You can ask questions or create urgency by stating a deadline.

Sending an email once a month helps to create your presence in someone’s mind. Twice or thrice a month develops a connect and doesn’t create a nuisance. But, when you send emails four times a month it creates consistency.

When you send offer emails you can send two emails and then send the third one as a final reminder. But, sending more than three emails just to mention the offer creates a nuisance ultimately losing a subscriber as he/she might mark you as spam. Here, in desperation to get a sale, you’ve lost an opportunity.

Email frequency varies from industry to industry and you need to keep testing in order to know what works best for your brand.

Email open rate is the percentage of people who opened your email. If someone doesn’t open your email, there are zero chances of engaging with your content and brand.

On an average, 10-15 percent of email open rates work well for the sender. But, it all depends on your industry and your target audience.

It’s true that open rate alone isn’t indicative of the success of your email marketing campaign. Its what people do after opening your email is what really matters.

Use catchy images, call to actions and animated gifs that attract attention. Don’t use too many font types, font colors, and font sizes. Let the line spacing be enough. This gives good readability. Depending on the context of your emails its great to use bold colors.

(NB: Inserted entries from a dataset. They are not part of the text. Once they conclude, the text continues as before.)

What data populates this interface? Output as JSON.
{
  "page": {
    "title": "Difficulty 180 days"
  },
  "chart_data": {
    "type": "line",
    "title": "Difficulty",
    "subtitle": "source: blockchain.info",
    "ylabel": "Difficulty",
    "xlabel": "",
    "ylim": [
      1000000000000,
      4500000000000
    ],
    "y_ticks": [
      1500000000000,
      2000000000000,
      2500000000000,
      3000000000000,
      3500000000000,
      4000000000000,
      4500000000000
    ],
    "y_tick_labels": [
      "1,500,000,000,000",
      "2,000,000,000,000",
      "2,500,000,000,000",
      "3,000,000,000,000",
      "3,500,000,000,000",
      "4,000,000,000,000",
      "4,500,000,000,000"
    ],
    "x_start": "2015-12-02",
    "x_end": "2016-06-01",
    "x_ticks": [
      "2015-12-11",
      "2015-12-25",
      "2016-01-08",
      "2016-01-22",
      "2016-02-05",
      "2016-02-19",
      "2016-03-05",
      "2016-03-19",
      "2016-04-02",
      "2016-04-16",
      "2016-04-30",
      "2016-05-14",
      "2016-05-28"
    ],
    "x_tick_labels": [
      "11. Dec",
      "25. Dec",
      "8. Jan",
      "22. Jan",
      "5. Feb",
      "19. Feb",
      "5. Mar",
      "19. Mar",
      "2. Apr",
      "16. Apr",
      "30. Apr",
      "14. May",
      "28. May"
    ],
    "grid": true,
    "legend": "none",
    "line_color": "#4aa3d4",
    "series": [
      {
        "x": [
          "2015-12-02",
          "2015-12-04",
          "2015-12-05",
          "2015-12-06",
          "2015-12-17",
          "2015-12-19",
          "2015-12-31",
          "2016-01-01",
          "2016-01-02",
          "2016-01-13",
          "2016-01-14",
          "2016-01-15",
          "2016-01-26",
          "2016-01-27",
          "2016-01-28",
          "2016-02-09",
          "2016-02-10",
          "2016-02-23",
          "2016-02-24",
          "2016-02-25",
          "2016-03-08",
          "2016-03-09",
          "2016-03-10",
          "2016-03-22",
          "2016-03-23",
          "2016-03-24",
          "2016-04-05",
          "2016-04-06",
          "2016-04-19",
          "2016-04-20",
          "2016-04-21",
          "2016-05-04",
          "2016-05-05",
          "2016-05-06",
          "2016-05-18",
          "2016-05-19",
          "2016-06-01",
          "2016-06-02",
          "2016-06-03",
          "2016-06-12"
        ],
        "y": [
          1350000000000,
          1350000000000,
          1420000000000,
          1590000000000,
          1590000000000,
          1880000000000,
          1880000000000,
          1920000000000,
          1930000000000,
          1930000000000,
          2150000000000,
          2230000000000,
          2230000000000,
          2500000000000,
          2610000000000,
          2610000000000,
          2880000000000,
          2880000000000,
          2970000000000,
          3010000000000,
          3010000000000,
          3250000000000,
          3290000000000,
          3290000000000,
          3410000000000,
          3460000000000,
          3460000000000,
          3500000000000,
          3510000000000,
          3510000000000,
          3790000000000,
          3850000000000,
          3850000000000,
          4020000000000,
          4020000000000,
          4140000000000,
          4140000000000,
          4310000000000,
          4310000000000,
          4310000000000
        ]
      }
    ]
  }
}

Don’t forget to make your email template responsive, so that it looks good across all devices.

All in all, designing an attractive email includes minute details and an eye for creativity. It also depends on the type of content and the message you are conveying.

Curious to know how your email campaign performed? Track these few things :

Click through rate:

Click through rate is the percentage of recipients who clicked on the links in your email. The total number of clicks divided by the number of emails sent, multiplied by 100. This gives you an understanding of how your email campaign performed.

Conversion rate:

This reflect that percentage of people who opened your email, read it and responded as per the desired action. You can calculate it as follows:

The number of recipients who completed the required action/ total number of emails delivered multiplied by 100.

Bounce rate:

When we see “your email has bounced”, it means that your email never actually got to your intended recipient.

Divide the total number of bounced emails by the number of emails sent, and multiply it with hundred. This is your bounce rate.

There are various ways in which you can manage bounces so that your email gets the desired response.

If the email subject line is irrelevant to the customers, they will ignore it a couple of times. But, if this keeps repeating they get bugged and unsubscribe from your emails.

So, send relevant emails that benefit the customer. Don’t send emails that focus only on sales, offers, and discounts frequently. Send information about your company and offerings so as to connect with the customers. You can also inform them about the recent trends in your industry.

The basic role of an email is to first connect with the customers, leverage this tool to the maximum.